Search code examples
clinuxgettimeofday

Program stops unexpectedly when I use gettimeofday() in an infinite loop


I've written a code to ensure each loop of while(1) loop to take specific amount of time (in this example 10000µS which equals to 0.01 seconds). The problem is this code works pretty well at the start but somehow stops after less than a minute. It's like there is a limit of accessing linux time. For now, I am initializing a boolean variable to make this time calculation run once instead infinite. Since performance varies over time, it'd be good to calculate the computation time for each loop. Is there any other way to accomplish this?

void some_function(){
struct timeval tstart,tend;
while (1){
   gettimeofday (&tstart, NULL);
   ...
   Some computation
   ...
   gettimeofday (&tend, NULL);
   diff = (tend.tv_sec - tstart.tv_sec)*1000000L+(tend.tv_usec - tstart.tv_usec);
   usleep(10000-diff);
   }
}

Solution

  • Well, the computation you make to get the difference is wrong:

    diff = (tend.tv_sec - tstart.tv_sec)*1000000L+(tend.tv_usec - tstart.tv_usec);
    

    You are mixing different integer types, missing that tv_usec can be an unsigned quantity, which your are substracting from another unsigned and can overflow.... after that, you get as result a full second plus a quantity that is around 4.0E09usec. This is some 4000sec. or more than an hour.... aproximately. It is better to check if there's some carry, and in that case, to increment tv_sec, and then substract 10000000 from tv_usec to get a proper positive value.

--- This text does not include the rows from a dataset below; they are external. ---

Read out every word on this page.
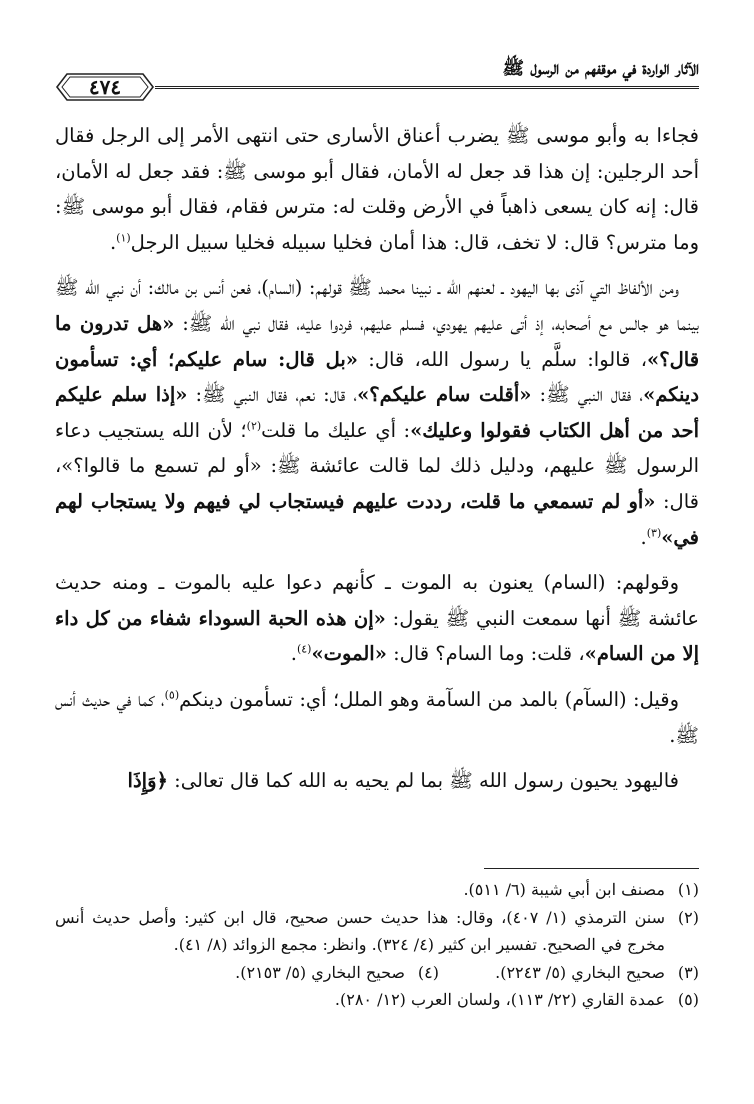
الآثار الواردة في موقفهم من الرسول ﷺ
٤٧٤

فجاءا به وأبو موسى ﷺ يضرب أعناق الأسارى حتى انتهى الأمر إلى الرجل فقال أحد الرجلين: إن هذا قد جعل له الأمان، فقال أبو موسى ﷺ: فقد جعل له الأمان، قال: إنه كان يسعى ذاهباً في الأرض وقلت له: مترس فقام، فقال أبو موسى ﷺ: وما مترس؟ قال: لا تخف، قال: هذا أمان فخليا سبيله فخليا سبيل الرجل$^{(١)}$.

ومن الألفاظ التي آذى بها اليهود ـ لعنهم الله ـ نبينا محمد ﷺ قولهم: (السام)، فعن أنس بن مالك: أن نبي الله ﷺ بينما هو جالس مع أصحابه، إذ أتى عليهم يهودي، فسلم عليهم، فردوا عليه، فقال نبي الله ﷺ: «هل تدرون ما قال؟»، قالوا: سلَّم يا رسول الله، قال: «بل قال: سام عليكم؛ أي: تسأمون دينكم»، فقال النبي ﷺ: «أقلت سام عليكم؟»، قال: نعم، فقال النبي ﷺ: «إذا سلم عليكم أحد من أهل الكتاب فقولوا وعليك»: أي عليك ما قلت$^{(٢)}$؛ لأن الله يستجيب دعاء الرسول ﷺ عليهم، ودليل ذلك لما قالت عائشة ﷺ: «أو لم تسمع ما قالوا؟»، قال: «أو لم تسمعي ما قلت، رددت عليهم فيستجاب لي فيهم ولا يستجاب لهم في»$^{(٣)}$.

وقولهم: (السام) يعنون به الموت ـ كأنهم دعوا عليه بالموت ـ ومنه حديث عائشة ﷺ أنها سمعت النبي ﷺ يقول: «إن هذه الحبة السوداء شفاء من كل داء إلا من السام»، قلت: وما السام؟ قال: «الموت»$^{(٤)}$.

وقيل: (السآم) بالمد من السآمة وهو الملل؛ أي: تسأمون دينكم$^{(٥)}$، كما في حديث أنس ﷺ.

فاليهود يحيون رسول الله ﷺ بما لم يحيه به الله كما قال تعالى: ﴿وَإِذَا

(١)
مصنف ابن أبي شيبة (٦/ ٥١١).
(٢)
سنن الترمذي (١/ ٤٠٧)، وقال: هذا حديث حسن صحيح، قال ابن كثير: وأصل حديث أنس مخرج في الصحيح. تفسير ابن كثير (٤/ ٣٢٤). وانظر: مجمع الزوائد (٨/ ٤١).
(٣)
صحيح البخاري (٥/ ٢٢٤٣).
(٤)
صحيح البخاري (٥/ ٢١٥٣).
(٥)
عمدة القاري (٢٢/ ١١٣)، ولسان العرب (١٢/ ٢٨٠).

    I don't know the implementation you are using for struct timeval but the most probable is that tv_sec is a time_t (this can be even 64bit) while tv_usec normally is just a unsigned 32 bit value, as it it not going to go further from 1000000.

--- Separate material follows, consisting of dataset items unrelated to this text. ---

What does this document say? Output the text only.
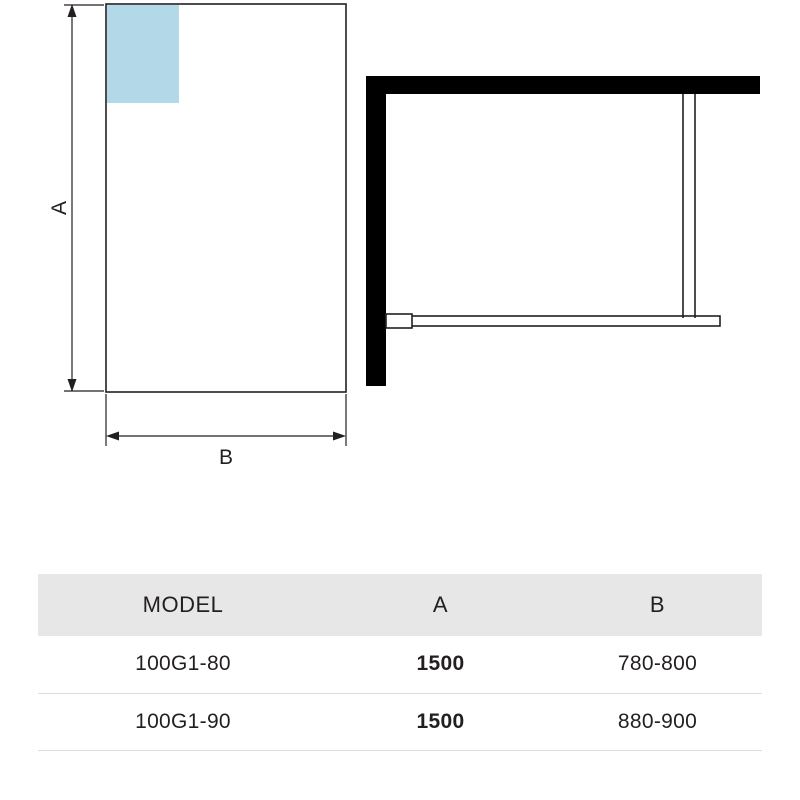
A
B
MODEL	A	B
100G1-80	1500	780-800
100G1-90	1500	880-900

    Let me illustrate... suppose you have elapsed 100ms doing calculations.... and this happens to occur in the middle of a second.... you have

    tstart.tv_sec = 123456789; tstart.tv_usec = 123456;
    tend.tv_sec = 123456789; tend.tv_usec = 223456;  
    

    when you substract, it leads to:

    tv_sec = 0; tv_usec = 100000;
    

    but let's suppose you have done your computation while the second changes

    tstart.tv_sec = 123456789; tstart.tv_usec = 923456;
    tend.tv_sec =  123456790; tend.tv_usec = 23456;
    

    the time difference is again 100msec, but now, when you calculate your expression you get, for the first part, 1000000 (one full second) but, after substracting the second part you get 23456 - 923456 =*=> 4294067296 (*) with the overflow. so you get to usleep(4295067296) or 4295s. or 1h 11m more. I think you have not had enough patience to wait for it to finish... but this is something that can be happening to your program, depending on how struct timeval is defined.

    A proper way to make carry to work is to reorder the summation to do all the additions first and then the substractions. This forces casts to signed integers when dealing with signed and unsigned together, and prevents a negative overflow in unsigneds.

    diff = (tend.tv_sec - tstart.tv_sec) * 1000000 + tstart.tv_usec - tend.tv_usec;
    

    which is parsed as

    diff = (((tend.tv_sec - tstart.tv_sec) * 1000000) + tstart.tv_usec) - tend.tv_usec;